Ciente do problema, o presidente da França, Nicolas Sarkozy, marcou uma reunião em Paris com colegas da Alemanha, da Itália e da Grã- Bretanha para discutir saídas para a crise. Mas fez questão de desmentir os rumores de que a União Européia prepara um socorro de 300 bilhões de euros para sanear o mercado. "Eu nego tanto o volume quanto o princípio", assegurou o presidente francês, que tem cobrado do governo Bush o debate da crise em fóruns internacionais. O que está se desenhando na Europa e nos EUA é a criação de um novo órgão multilateral responsável pela governança global do mercado financeiro. A entidade funcionaria como um xerife dos mercados, acima das conveniências nacionais. Esse papel deveria ser exercido pelo FMI, mas a instituição se manteve apática até agora. O que não é novidade.
Nesse ambiente de incerteza, o Brasil, obviamente, não poderia passar incólume. A crise bateu às portas das empresas brasileiras que se financiam no Exterior. "As fontes de crédito secaram. O canal de financiamento externo não está funcionando", constata o economista Ilan Goldfajn, da Ciano Investimentos. O especialista em comércio exterior Joseph Tutundjian alerta que o mercado de adiantamento de contratos de câmbio, os ACCs, está paralisado. Temerosos, os bancos sentaram em cima do dinheiro. A cautela se justifica, mas cria grande dificuldade para as empresas exportadoras. A essa altura, a Bolsa de São Paulo, que já perdeu 30% neste ano, passou a acusar mais a realidade das empresas nacionais do que os percalços do pacote americano. Afinal, falta crédito e caem os preços de commodities.

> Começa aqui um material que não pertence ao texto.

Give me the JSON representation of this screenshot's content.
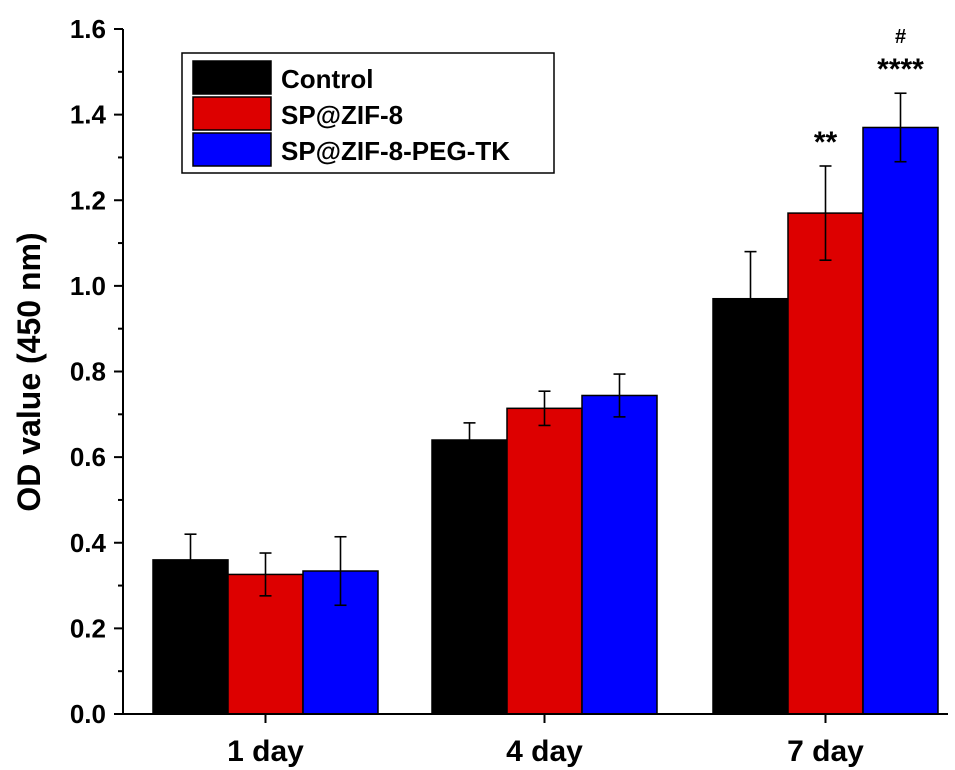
{
  "chart_data": {
    "type": "bar",
    "title": "",
    "xlabel": "",
    "ylabel": "OD value (450 nm)",
    "ylim": [
      0,
      1.6
    ],
    "yticks": [
      "0.0",
      "0.2",
      "0.4",
      "0.6",
      "0.8",
      "1.0",
      "1.2",
      "1.4",
      "1.6"
    ],
    "categories": [
      "1 day",
      "4 day",
      "7 day"
    ],
    "legend_position": "top-left",
    "series": [
      {
        "name": "Control",
        "color": "#000000",
        "values": [
          0.36,
          0.64,
          0.97
        ],
        "errors": [
          0.06,
          0.04,
          0.11
        ]
      },
      {
        "name": "SP@ZIF-8",
        "color": "#dd0000",
        "values": [
          0.326,
          0.714,
          1.17
        ],
        "errors": [
          0.05,
          0.04,
          0.11
        ]
      },
      {
        "name": "SP@ZIF-8-PEG-TK",
        "color": "#0000ff",
        "values": [
          0.334,
          0.744,
          1.37
        ],
        "errors": [
          0.08,
          0.05,
          0.08
        ]
      }
    ],
    "annotations": [
      {
        "category": "7 day",
        "series": "SP@ZIF-8",
        "text": "**"
      },
      {
        "category": "7 day",
        "series": "SP@ZIF-8-PEG-TK",
        "text": "****"
      },
      {
        "category": "7 day",
        "series": "SP@ZIF-8-PEG-TK",
        "text": "#"
      }
    ]
  }
}
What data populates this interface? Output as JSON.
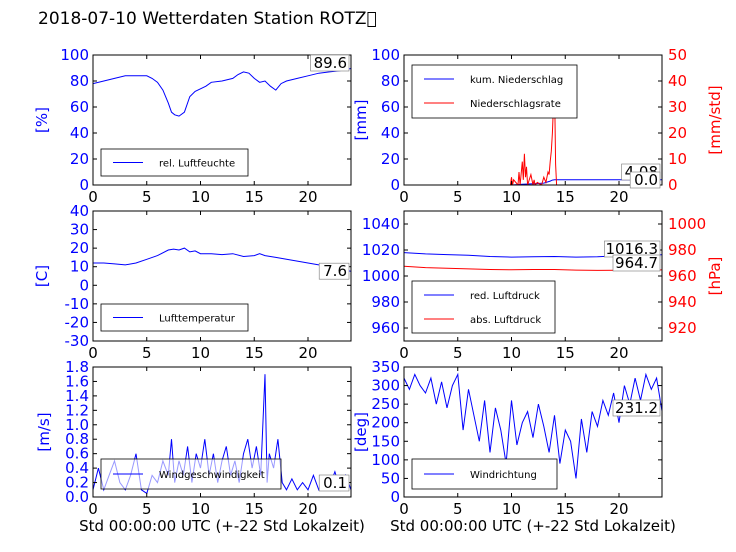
{
  "page": {
    "title": "2018-07-10 Wetterdaten Station ROTZ\u0000"
  },
  "chart_data": [
    {
      "id": "humidity",
      "type": "line",
      "ylabel": "[%]",
      "xlim": [
        0,
        24
      ],
      "xticks": [
        0,
        5,
        10,
        15,
        20
      ],
      "ylim": [
        0,
        100
      ],
      "yticks": [
        0,
        20,
        40,
        60,
        80,
        100
      ],
      "legend_placement": "lower-left",
      "last_value_label": "89.6",
      "series": [
        {
          "name": "rel. Luftfeuchte",
          "color": "#0000ff",
          "axis": "left",
          "x": [
            0,
            1,
            2,
            3,
            4,
            5,
            5.5,
            6,
            6.5,
            7,
            7.3,
            7.6,
            8,
            8.5,
            9,
            9.5,
            10,
            10.5,
            11,
            12,
            13,
            13.5,
            14,
            14.5,
            15,
            15.5,
            16,
            16.5,
            17,
            17.5,
            18,
            19,
            20,
            21,
            22,
            23,
            24
          ],
          "y": [
            78,
            80,
            82,
            84,
            84,
            84,
            82,
            79,
            73,
            63,
            56,
            54,
            53,
            56,
            68,
            72,
            74,
            76,
            79,
            80,
            82,
            85,
            87,
            86,
            82,
            79,
            80,
            76,
            73,
            78,
            80,
            82,
            84,
            86,
            87,
            88,
            89.6
          ]
        }
      ]
    },
    {
      "id": "precipitation",
      "type": "line",
      "ylabel": "[mm]",
      "ylabel_right": "[mm/std]",
      "xlim": [
        0,
        24
      ],
      "xticks": [
        0,
        5,
        10,
        15,
        20
      ],
      "ylim": [
        0,
        100
      ],
      "yticks": [
        0,
        20,
        40,
        60,
        80,
        100
      ],
      "ylim_right": [
        0,
        50
      ],
      "yticks_right": [
        0,
        10,
        20,
        30,
        40,
        50
      ],
      "legend_placement": "top-left",
      "last_value_labels": [
        "4.08",
        "0.0"
      ],
      "series": [
        {
          "name": "kum. Niederschlag",
          "color": "#0000ff",
          "axis": "left",
          "x": [
            0,
            10,
            10.5,
            11,
            12,
            13,
            13.6,
            13.8,
            14,
            24
          ],
          "y": [
            0,
            0,
            0.3,
            0.6,
            1.0,
            1.5,
            3.0,
            3.8,
            4.08,
            4.08
          ]
        },
        {
          "name": "Niederschlagsrate",
          "color": "#ff0000",
          "axis": "right",
          "x": [
            0,
            9.9,
            10.0,
            10.1,
            10.2,
            10.6,
            10.7,
            10.8,
            11.0,
            11.1,
            11.2,
            11.3,
            11.4,
            11.5,
            11.8,
            12.0,
            12.1,
            12.2,
            12.4,
            12.8,
            13.0,
            13.2,
            13.4,
            13.5,
            13.6,
            13.7,
            13.8,
            13.9,
            14.0,
            14.1,
            14.2,
            24
          ],
          "y": [
            0,
            0,
            3,
            0,
            2,
            0,
            5,
            0,
            9,
            2,
            12,
            3,
            7,
            0,
            4,
            0,
            2,
            0,
            1,
            0,
            3,
            1,
            5,
            4,
            9,
            13,
            20,
            30,
            39,
            8,
            0,
            0
          ]
        }
      ]
    },
    {
      "id": "temperature",
      "type": "line",
      "ylabel": "[C]",
      "xlim": [
        0,
        24
      ],
      "xticks": [
        0,
        5,
        10,
        15,
        20
      ],
      "ylim": [
        -30,
        40
      ],
      "yticks": [
        -30,
        -20,
        -10,
        0,
        10,
        20,
        30,
        40
      ],
      "legend_placement": "lower-left",
      "last_value_label": "7.6",
      "series": [
        {
          "name": "Lufttemperatur",
          "color": "#0000ff",
          "axis": "left",
          "x": [
            0,
            1,
            2,
            3,
            4,
            5,
            6,
            7,
            7.5,
            8,
            8.5,
            9,
            9.5,
            10,
            11,
            12,
            13,
            14,
            15,
            15.5,
            16,
            17,
            18,
            19,
            20,
            21,
            22,
            23,
            24
          ],
          "y": [
            12,
            12,
            11.5,
            11,
            12,
            14,
            16,
            19,
            19.5,
            19,
            20,
            18,
            18.5,
            17,
            17,
            16.5,
            17,
            15.5,
            16,
            17,
            16,
            15,
            14,
            13,
            12,
            11,
            10,
            8.5,
            7.6
          ]
        }
      ]
    },
    {
      "id": "pressure",
      "type": "line",
      "ylabel_right": "[hPa]",
      "xlim": [
        0,
        24
      ],
      "xticks": [
        0,
        5,
        10,
        15,
        20
      ],
      "ylim": [
        950,
        1050
      ],
      "yticks": [
        960,
        980,
        1000,
        1020,
        1040
      ],
      "ylim_right": [
        910,
        1010
      ],
      "yticks_right": [
        920,
        940,
        960,
        980,
        1000
      ],
      "legend_placement": "lower-left",
      "last_value_labels": [
        "1016.3",
        "964.7"
      ],
      "series": [
        {
          "name": "red. Luftdruck",
          "color": "#0000ff",
          "axis": "left",
          "x": [
            0,
            2,
            4,
            6,
            8,
            10,
            12,
            14,
            16,
            18,
            20,
            22,
            24
          ],
          "y": [
            1018,
            1017,
            1016.5,
            1016,
            1015,
            1014.5,
            1014.8,
            1015,
            1014.5,
            1014.8,
            1015.5,
            1016,
            1016.3
          ]
        },
        {
          "name": "abs. Luftdruck",
          "color": "#ff0000",
          "axis": "right",
          "x": [
            0,
            2,
            4,
            6,
            8,
            10,
            12,
            14,
            16,
            18,
            20,
            22,
            24
          ],
          "y": [
            967.5,
            966.5,
            966,
            965.5,
            965,
            964.8,
            965,
            965,
            964.5,
            964.3,
            964.4,
            964.6,
            964.7
          ]
        }
      ]
    },
    {
      "id": "wind-speed",
      "type": "line",
      "ylabel": "[m/s]",
      "xlim": [
        0,
        24
      ],
      "xticks": [
        0,
        5,
        10,
        15,
        20
      ],
      "ylim": [
        0,
        1.8
      ],
      "yticks": [
        0.0,
        0.2,
        0.4,
        0.6,
        0.8,
        1.0,
        1.2,
        1.4,
        1.6,
        1.8
      ],
      "legend_placement": "lower-left",
      "last_value_label": "0.1",
      "series": [
        {
          "name": "Windgeschwindigkeit",
          "color": "#0000ff",
          "axis": "left",
          "x": [
            0,
            0.5,
            1,
            1.5,
            2,
            2.5,
            3,
            3.5,
            4,
            4.5,
            5,
            5.5,
            6,
            6.5,
            7,
            7.3,
            7.6,
            8,
            8.4,
            8.8,
            9.2,
            9.6,
            10,
            10.4,
            10.8,
            11.2,
            11.6,
            12,
            12.4,
            12.8,
            13.2,
            13.6,
            14,
            14.4,
            14.8,
            15.2,
            15.6,
            16,
            16.2,
            16.4,
            16.8,
            17.2,
            17.6,
            18,
            18.5,
            19,
            19.5,
            20,
            20.5,
            21,
            21.5,
            22,
            22.5,
            23,
            23.5,
            24
          ],
          "y": [
            0.1,
            0.4,
            0.1,
            0.3,
            0.5,
            0.2,
            0.1,
            0.3,
            0.6,
            0.1,
            0.05,
            0.3,
            0.2,
            0.5,
            0.3,
            0.8,
            0.2,
            0.5,
            0.3,
            0.7,
            0.2,
            0.6,
            0.4,
            0.8,
            0.3,
            0.6,
            0.2,
            0.5,
            0.7,
            0.3,
            0.5,
            0.2,
            0.6,
            0.8,
            0.4,
            0.7,
            0.3,
            1.7,
            0.2,
            0.6,
            0.4,
            0.8,
            0.2,
            0.1,
            0.25,
            0.1,
            0.2,
            0.1,
            0.3,
            0.1,
            0.25,
            0.15,
            0.35,
            0.1,
            0.3,
            0.1
          ]
        }
      ]
    },
    {
      "id": "wind-direction",
      "type": "line",
      "ylabel": "[deg]",
      "xlim": [
        0,
        24
      ],
      "xticks": [
        0,
        5,
        10,
        15,
        20
      ],
      "ylim": [
        0,
        350
      ],
      "yticks": [
        0,
        50,
        100,
        150,
        200,
        250,
        300,
        350
      ],
      "legend_placement": "lower-left",
      "last_value_label": "231.2",
      "series": [
        {
          "name": "Windrichtung",
          "color": "#0000ff",
          "axis": "left",
          "x": [
            0,
            0.5,
            1,
            1.5,
            2,
            2.5,
            3,
            3.5,
            4,
            4.5,
            5,
            5.5,
            6,
            6.5,
            7,
            7.5,
            8,
            8.5,
            9,
            9.5,
            10,
            10.5,
            11,
            11.5,
            12,
            12.5,
            13,
            13.5,
            14,
            14.5,
            15,
            15.5,
            16,
            16.5,
            17,
            17.5,
            18,
            18.5,
            19,
            19.5,
            20,
            20.5,
            21,
            21.5,
            22,
            22.5,
            23,
            23.5,
            24
          ],
          "y": [
            320,
            290,
            330,
            300,
            280,
            320,
            250,
            310,
            240,
            300,
            330,
            180,
            290,
            220,
            150,
            260,
            120,
            240,
            180,
            90,
            260,
            140,
            200,
            230,
            160,
            250,
            190,
            120,
            220,
            90,
            180,
            150,
            50,
            210,
            120,
            230,
            190,
            260,
            220,
            280,
            200,
            300,
            250,
            320,
            260,
            330,
            290,
            320,
            231.2
          ]
        }
      ]
    }
  ],
  "xlabel": "Std 00:00:00 UTC (+-22 Std Lokalzeit)"
}
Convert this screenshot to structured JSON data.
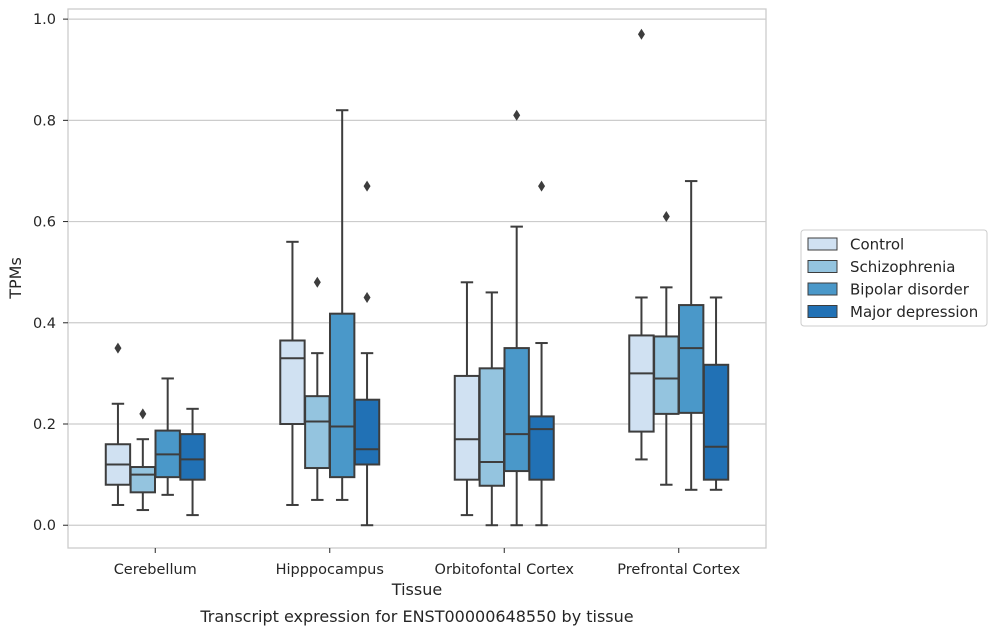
{
  "caption": "Transcript expression for ENST00000648550 by tissue",
  "chart_data": {
    "type": "box",
    "xlabel": "Tissue",
    "ylabel": "TPMs",
    "ylim": [
      -0.045,
      1.02
    ],
    "yticks": [
      "0.0",
      "0.2",
      "0.4",
      "0.6",
      "0.8",
      "1.0"
    ],
    "grid": "horizontal",
    "legend_position": "right",
    "categories": [
      "Cerebellum",
      "Hipppocampus",
      "Orbitofontal Cortex",
      "Prefrontal Cortex"
    ],
    "series": [
      {
        "name": "Control",
        "color": "#d0e1f2",
        "boxes": [
          {
            "whislo": 0.04,
            "q1": 0.08,
            "med": 0.12,
            "q3": 0.16,
            "whishi": 0.24,
            "fliers": [
              0.35
            ]
          },
          {
            "whislo": 0.04,
            "q1": 0.2,
            "med": 0.33,
            "q3": 0.365,
            "whishi": 0.56,
            "fliers": []
          },
          {
            "whislo": 0.02,
            "q1": 0.09,
            "med": 0.17,
            "q3": 0.295,
            "whishi": 0.48,
            "fliers": []
          },
          {
            "whislo": 0.13,
            "q1": 0.185,
            "med": 0.3,
            "q3": 0.375,
            "whishi": 0.45,
            "fliers": [
              0.97
            ]
          }
        ]
      },
      {
        "name": "Schizophrenia",
        "color": "#94c4df",
        "boxes": [
          {
            "whislo": 0.03,
            "q1": 0.065,
            "med": 0.1,
            "q3": 0.115,
            "whishi": 0.17,
            "fliers": [
              0.22
            ]
          },
          {
            "whislo": 0.05,
            "q1": 0.113,
            "med": 0.205,
            "q3": 0.255,
            "whishi": 0.34,
            "fliers": [
              0.48
            ]
          },
          {
            "whislo": 0.0,
            "q1": 0.078,
            "med": 0.125,
            "q3": 0.31,
            "whishi": 0.46,
            "fliers": []
          },
          {
            "whislo": 0.08,
            "q1": 0.22,
            "med": 0.29,
            "q3": 0.373,
            "whishi": 0.47,
            "fliers": [
              0.61
            ]
          }
        ]
      },
      {
        "name": "Bipolar disorder",
        "color": "#4a98c9",
        "boxes": [
          {
            "whislo": 0.06,
            "q1": 0.095,
            "med": 0.14,
            "q3": 0.187,
            "whishi": 0.29,
            "fliers": []
          },
          {
            "whislo": 0.05,
            "q1": 0.095,
            "med": 0.195,
            "q3": 0.418,
            "whishi": 0.82,
            "fliers": []
          },
          {
            "whislo": 0.0,
            "q1": 0.107,
            "med": 0.18,
            "q3": 0.35,
            "whishi": 0.59,
            "fliers": [
              0.81
            ]
          },
          {
            "whislo": 0.07,
            "q1": 0.222,
            "med": 0.35,
            "q3": 0.435,
            "whishi": 0.68,
            "fliers": []
          }
        ]
      },
      {
        "name": "Major depression",
        "color": "#2171b5",
        "boxes": [
          {
            "whislo": 0.02,
            "q1": 0.09,
            "med": 0.13,
            "q3": 0.18,
            "whishi": 0.23,
            "fliers": []
          },
          {
            "whislo": 0.0,
            "q1": 0.12,
            "med": 0.15,
            "q3": 0.248,
            "whishi": 0.34,
            "fliers": [
              0.67,
              0.45
            ]
          },
          {
            "whislo": 0.0,
            "q1": 0.09,
            "med": 0.19,
            "q3": 0.215,
            "whishi": 0.36,
            "fliers": [
              0.67
            ]
          },
          {
            "whislo": 0.07,
            "q1": 0.09,
            "med": 0.155,
            "q3": 0.317,
            "whishi": 0.45,
            "fliers": []
          }
        ]
      }
    ]
  }
}
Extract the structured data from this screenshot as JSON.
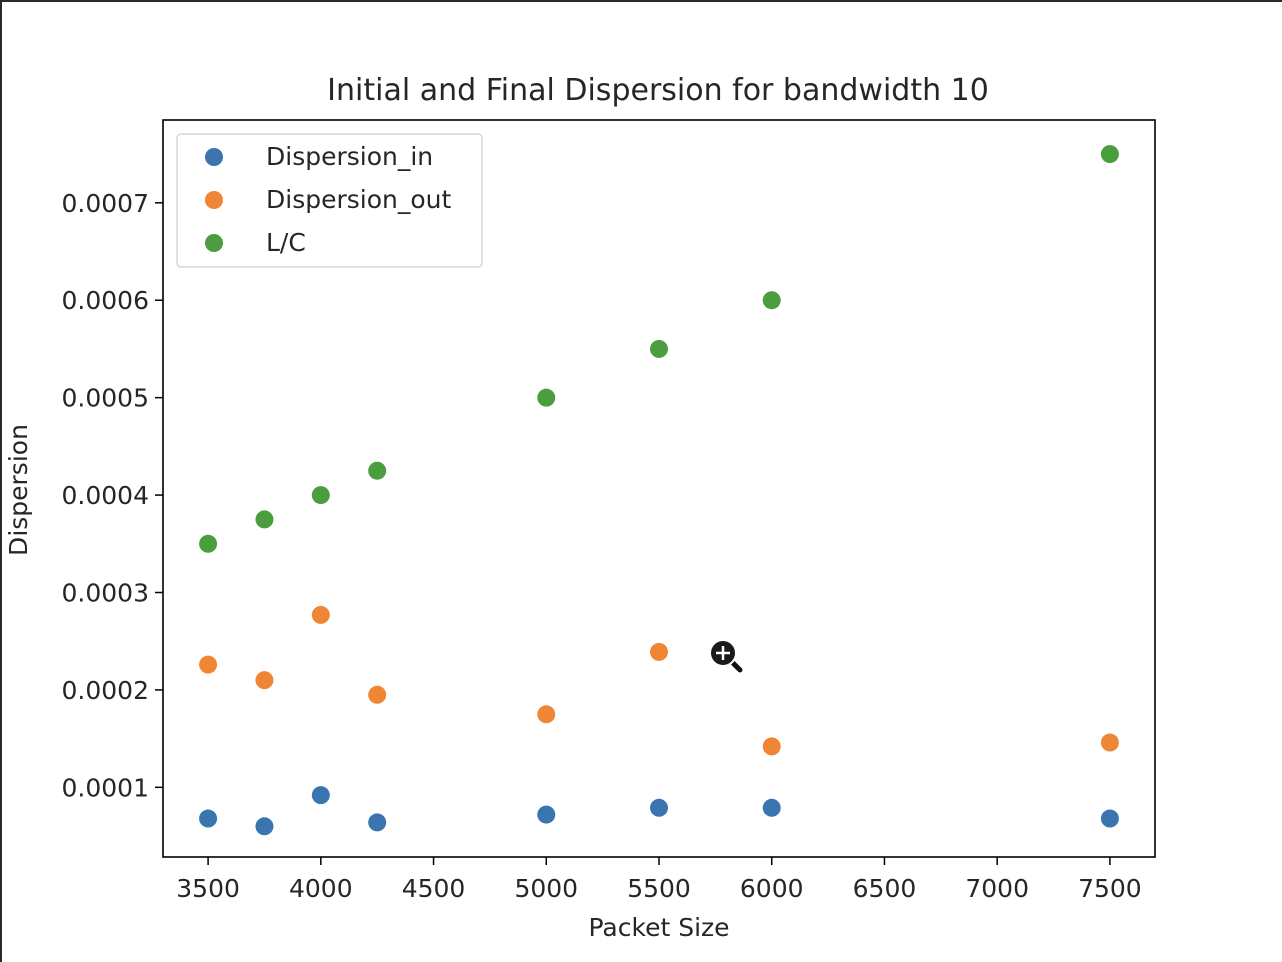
{
  "chart_data": {
    "type": "scatter",
    "title": "Initial and Final Dispersion for bandwidth 10",
    "xlabel": "Packet Size",
    "ylabel": "Dispersion",
    "xlim": [
      3300,
      7700
    ],
    "ylim": [
      2.85e-05,
      0.000785
    ],
    "xticks": [
      3500,
      4000,
      4500,
      5000,
      5500,
      6000,
      6500,
      7000,
      7500
    ],
    "xtick_labels": [
      "3500",
      "4000",
      "4500",
      "5000",
      "5500",
      "6000",
      "6500",
      "7000",
      "7500"
    ],
    "yticks": [
      0.0001,
      0.0002,
      0.0003,
      0.0004,
      0.0005,
      0.0006,
      0.0007
    ],
    "ytick_labels": [
      "0.0001",
      "0.0002",
      "0.0003",
      "0.0004",
      "0.0005",
      "0.0006",
      "0.0007"
    ],
    "grid": false,
    "legend_position": "top-left",
    "series": [
      {
        "name": "Dispersion_in",
        "color": "#3a75b0",
        "x": [
          3500,
          3750,
          4000,
          4250,
          5000,
          5500,
          6000,
          7500
        ],
        "y": [
          6.8e-05,
          6e-05,
          9.2e-05,
          6.4e-05,
          7.2e-05,
          7.9e-05,
          7.9e-05,
          6.8e-05
        ]
      },
      {
        "name": "Dispersion_out",
        "color": "#ef8636",
        "x": [
          3500,
          3750,
          4000,
          4250,
          5000,
          5500,
          6000,
          7500
        ],
        "y": [
          0.000226,
          0.00021,
          0.000277,
          0.000195,
          0.000175,
          0.000239,
          0.000142,
          0.000146
        ]
      },
      {
        "name": "L/C",
        "color": "#4b9e3e",
        "x": [
          3500,
          3750,
          4000,
          4250,
          5000,
          5500,
          6000,
          7500
        ],
        "y": [
          0.00035,
          0.000375,
          0.0004,
          0.000425,
          0.0005,
          0.00055,
          0.0006,
          0.00075
        ]
      }
    ]
  },
  "cursor": {
    "icon": "zoom-in-cursor-icon"
  }
}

Diante do contágio, o governo Lula decidiu agir. Segundo o ministro do Desenvolvimento, Miguel Jorge, "tudo será feito para garantir o financiamento das empresas nacionais". Assim, foram fortalecidas as linhas de crédito do BNDES e do Banco do Brasil, e liberados R$ 5 bilhões para a agricultura. Na noite de quinta-feira 2, o Banco Central voltou a reduzir o depósito compulsório dos bancos, o que pode representar a injeção de mais R$ 23,5 bilhões na economia (leia reportagem à pág. 40). Caso a crise mundial se agrave, existem outras medidas em estudo. Mas vale lembrar que dinheiro não nasce em árvore. E o governo Lula pode ser obrigado a cortar gastos e rever o Orçamento para 2009. O ideal é que os americanos consigam reconstruir seu sistema financeiro, sem cair em profunda recessão. O que, para o Prêmio Nobel de Economia Joseph Stiglitz, parece hipótese remota. "Estamos em meio a uma das piores crises do século e, enquanto não tocarmos o fundo, não poderemos vir à tona." A questão é que, até agora, ninguém sabe ao certo onde acaba esse poço.